Он надулся, растопырил локти; глаза его сузились, борода выпятилась, затылок напружился, волосатая шея ушла в плечи.

Старики приблизились.

Впереди шел Мамед-Али. Еще вчера жалкий, трепетный, он за одну ночь словно бы вновь родился. Он шел твердой поступью и смотрел в лицо Агабеку прямо и смело, как равный.

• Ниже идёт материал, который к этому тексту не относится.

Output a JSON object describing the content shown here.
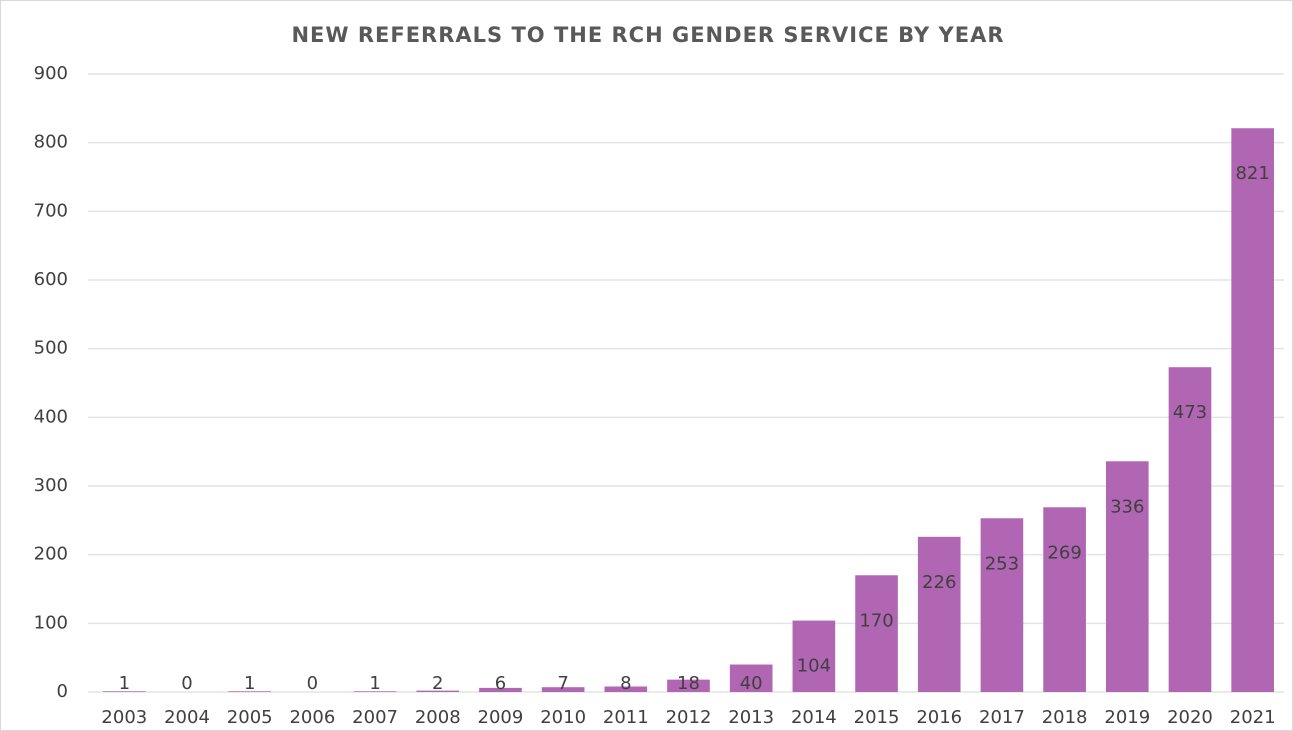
{
  "chart_data": {
    "type": "bar",
    "title": "NEW REFERRALS TO THE RCH GENDER SERVICE BY YEAR",
    "categories": [
      "2003",
      "2004",
      "2005",
      "2006",
      "2007",
      "2008",
      "2009",
      "2010",
      "2011",
      "2012",
      "2013",
      "2014",
      "2015",
      "2016",
      "2017",
      "2018",
      "2019",
      "2020",
      "2021"
    ],
    "values": [
      1,
      0,
      1,
      0,
      1,
      2,
      6,
      7,
      8,
      18,
      40,
      104,
      170,
      226,
      253,
      269,
      336,
      473,
      821
    ],
    "color": "#b066b3",
    "ylim": [
      0,
      900
    ],
    "yticks": [
      0,
      100,
      200,
      300,
      400,
      500,
      600,
      700,
      800,
      900
    ],
    "grid": true
  }
}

За ним шли двое земледельцев, кузнец, гончар, коновал и позади всех – чайханщик Сафар.

Мамед-Али поклонился без раболепия, не слишком утруждая свою старую спину:

– Пришел срок полива, и мы хотим получить воду.

Остальные огладили бороды, призывая благословение аллаха на свой урожай.

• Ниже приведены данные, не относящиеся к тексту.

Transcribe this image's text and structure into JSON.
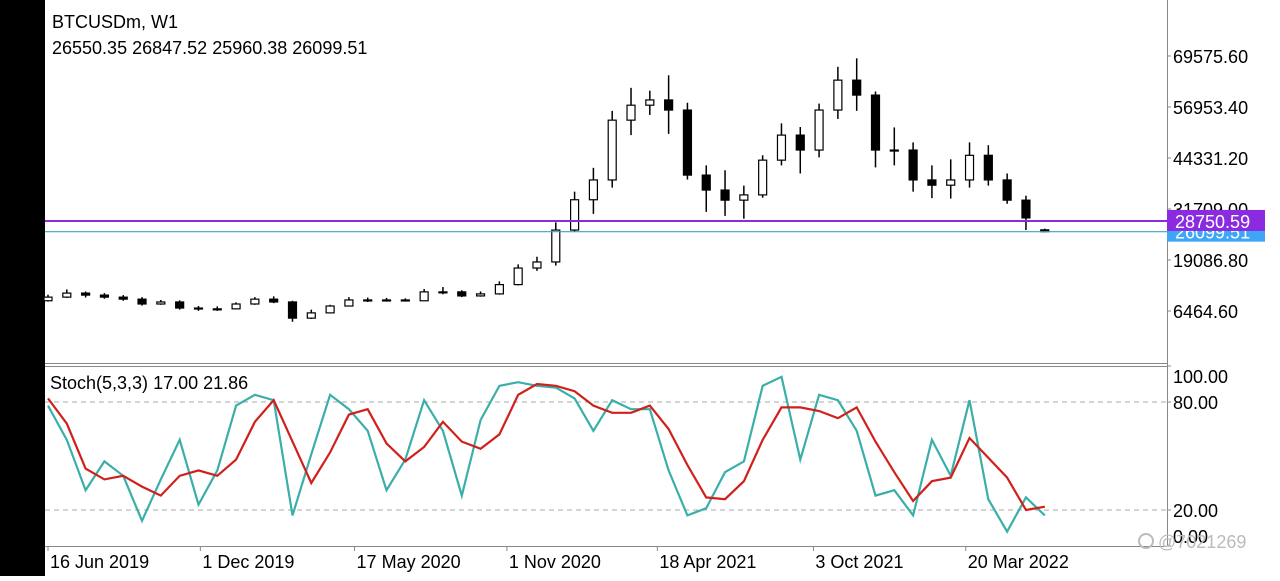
{
  "chart_data": {
    "type": "candlestick",
    "symbol": "BTCUSDm, W1",
    "open": [
      9000,
      9900,
      10900,
      10400,
      9900,
      9400,
      8200,
      8700,
      7200,
      7000,
      7000,
      8200,
      9400,
      8700,
      4700,
      6000,
      7700,
      9200,
      9200,
      9200,
      9000,
      11200,
      11200,
      10200,
      10700,
      13000,
      17100,
      18600,
      26500,
      34000,
      38900,
      53700,
      57400,
      58700,
      56200,
      40100,
      36400,
      33900,
      35200,
      43800,
      50000,
      46300,
      56200,
      63600,
      59900,
      46300,
      46300,
      38900,
      37600,
      38900,
      45000,
      38900,
      33900,
      26550.35
    ],
    "high": [
      10500,
      11800,
      11300,
      10900,
      10400,
      9900,
      9200,
      9100,
      7700,
      7600,
      8600,
      9900,
      10100,
      9000,
      6800,
      8000,
      9900,
      9800,
      9700,
      9600,
      11900,
      12400,
      11600,
      11300,
      13800,
      18000,
      19900,
      28400,
      36000,
      41900,
      56000,
      61700,
      61000,
      64800,
      58000,
      42500,
      41300,
      37500,
      45000,
      52900,
      52000,
      57800,
      66900,
      69000,
      60800,
      51900,
      48200,
      42500,
      44000,
      48200,
      47500,
      40500,
      35000,
      26847.52
    ],
    "low": [
      8800,
      9700,
      9800,
      9500,
      9000,
      7800,
      8000,
      6800,
      6500,
      6500,
      6900,
      8000,
      8400,
      3800,
      4500,
      5900,
      7600,
      8700,
      8800,
      8800,
      8900,
      10600,
      9900,
      10000,
      10500,
      12800,
      16400,
      17700,
      26000,
      30500,
      37000,
      50000,
      55000,
      50300,
      39000,
      31000,
      30000,
      29300,
      34500,
      42500,
      40500,
      44500,
      54000,
      56000,
      42000,
      42500,
      36000,
      34400,
      34300,
      37000,
      37500,
      33000,
      26500,
      25960.38
    ],
    "close": [
      9900,
      10900,
      10400,
      9900,
      9400,
      8200,
      8700,
      7200,
      7000,
      7000,
      8200,
      9400,
      8700,
      4700,
      6000,
      7700,
      9200,
      9200,
      9200,
      9000,
      11200,
      11200,
      10200,
      10700,
      13000,
      17100,
      18600,
      26500,
      34000,
      38900,
      53700,
      57400,
      58700,
      56200,
      40100,
      36400,
      33900,
      35200,
      43800,
      50000,
      46300,
      56200,
      63600,
      59900,
      46300,
      46300,
      38900,
      37600,
      38900,
      45000,
      38900,
      33900,
      29500,
      26099.51
    ],
    "xlim": [
      -0.16,
      59.5
    ],
    "xticks": [
      {
        "value": 0,
        "label": "16 Jun 2019"
      },
      {
        "value": 8.1,
        "label": "1 Dec 2019"
      },
      {
        "value": 16.3,
        "label": "17 May 2020"
      },
      {
        "value": 24.4,
        "label": "1 Nov 2020"
      },
      {
        "value": 32.4,
        "label": "18 Apr 2021"
      },
      {
        "value": 40.7,
        "label": "3 Oct 2021"
      },
      {
        "value": 48.8,
        "label": "20 Mar 2022"
      }
    ],
    "ylim": [
      -6403,
      83435
    ],
    "yticks": [
      {
        "value": 69575.6,
        "label": "69575.60"
      },
      {
        "value": 56953.4,
        "label": "56953.40"
      },
      {
        "value": 44331.2,
        "label": "44331.20"
      },
      {
        "value": 31709,
        "label": "31709.00"
      },
      {
        "value": 19086.8,
        "label": "19086.80"
      },
      {
        "value": 6464.6,
        "label": "6464.60"
      }
    ],
    "level": {
      "value": 28750.59,
      "label": "28750.59",
      "color": "#8a2be2"
    },
    "bid_color": "#40a0c8",
    "bid_label": "26099.51",
    "up_color": "#ffffff",
    "down_color": "#000000",
    "stoch": {
      "type": "line",
      "title": "Stoch(5,3,3)",
      "header_values": [
        "17.00",
        "21.86"
      ],
      "ylim": [
        0,
        100
      ],
      "yticks": [
        {
          "value": 100,
          "label": "100.00"
        },
        {
          "value": 80,
          "label": "80.00"
        },
        {
          "value": 20,
          "label": "20.00"
        },
        {
          "value": 0,
          "label": "0.00"
        }
      ],
      "levels": [
        80,
        20
      ],
      "series": [
        {
          "color": "#3aafa9",
          "values": [
            78,
            59,
            31,
            47,
            39,
            14,
            37,
            59,
            23,
            42,
            78,
            84,
            81,
            17,
            51,
            84,
            76,
            64,
            31,
            48,
            81,
            64,
            28,
            70,
            89,
            91,
            89,
            88,
            82,
            64,
            81,
            76,
            76,
            42,
            17,
            21,
            41,
            47,
            89,
            94,
            48,
            84,
            81,
            64,
            28,
            31,
            17,
            59,
            39,
            81,
            26,
            8,
            27,
            17
          ]
        },
        {
          "color": "#d0201c",
          "values": [
            82,
            68,
            43,
            37,
            39,
            33,
            28,
            39,
            42,
            39,
            48,
            69,
            81,
            58,
            35,
            52,
            73,
            76,
            57,
            47,
            55,
            69,
            58,
            54,
            62,
            84,
            90,
            89,
            86,
            78,
            74,
            74,
            78,
            65,
            45,
            27,
            26,
            36,
            59,
            77,
            77,
            75,
            71,
            77,
            58,
            41,
            25,
            36,
            38,
            60,
            49,
            38,
            20,
            21.86
          ]
        }
      ]
    },
    "watermark": "@7021269"
  }
}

– Получить воду? – грозно вопросил Агабек. – Но чем вы думаете платить за нее? Мое условие тебе известно, старик: твоя дочь.

– Моя дочь – не товар для торговли, – ответил Мамед-Али с твердостью и достоинством, которых вчера нельзя было предположить в нем.

Ходжа Насреддин готов был кинуться к нему с объятиями за этот смелый ответ. Старик подтвердил одну из наиболее дорогих его мыслей: свобода от голода и страха – вот что нужно человеку, чтобы извергнуть из своей крови низменную рабью каплю!

Агабек с удивлением смотрел на Мамеда-Али: откуда набрался старик такой дерзости?

– Чем же думаешь ты заплатить?

– Вот!

Старик вытащил из пояса кожаный потертый мешочек.

– Это что?

– Посмотри.

Агабек взял мешочек, рванул завязки.

Стоявший позади всех Сафар вытянул хилую шею. И на этот раз он остался верен себе: убежден, что все это окончится не к добру и драгоценности окажутся, конечно же, поддельными, как он и предсказывал утром в чайхане. Удивительный человек, – он умел спрятаться от радости, если даже она сама летела к нему!

Остальные безмолвствовали, равно готовые и к победному торжеству, и к постыдному бегству.

Увидев золото, камни, Агабек переменился в лице:

– Где ты взял?

– Нашел.

– Нашел?… Где?

– В своем саду, под корнями яблони.

– Мамед-Али, ты рассказываешь мне сказки!

– Я слишком стар для этого. Да и не все ли тебе равно, где я взял?

– Странно… И подозрительно, – пробурчал Агабек, высыпая на ладонь драгоценности. Под утренним ярким солнцем они горели еще ослепительнее, чем вчера, под лучами заката.

– Знающие люди говорят, что они стоят много дороже четырех тысяч, – начал Мамед-Али.

– Знающие люди! – прервал Агабек. – Где ты здесь ухитрился найти знающих людей – среди такого же неотесанного мужичья, как сам! – Он спрятал драгоценности в карман. – Хорошо, я согласен. Узакбай, пусти воду!

Лязгнул ключ. Ходжа Насреддин снял замок. Старики – по два с каждой стороны – взялись за ручки ворота. Ржавые цепи натянулись, ставень пополз вверх, вжимаясь в забухшие пазы. Вода, образуя стекловидный вогнутый изгиб с длинными крутящимися воронками по краям, хлынула под ставень, в лоток. Ее журчание усиливалось, переходя в ровный гул, она бежала по сухому руслу арыка, гоня перед собой мутный пенистый гребень, слизывающий сухие листья, веточки, птичьи перья, – все, что попадалось на пути. Вдоль арыка словно развертывался блестящий гладкий шелк, стремительно застилая дно.

Вода! Издали донесся частый звон мотыги о мотыгу: вода подошла к полям. Через минуту звон повторился, отдаваясь в разных концах: вода разливалась, даруя жизнь растениям, деревьям, а через них – и людям. Мамед-Али склонился к арыку, благоговейно омочил седую голову, бороду. Старики молились.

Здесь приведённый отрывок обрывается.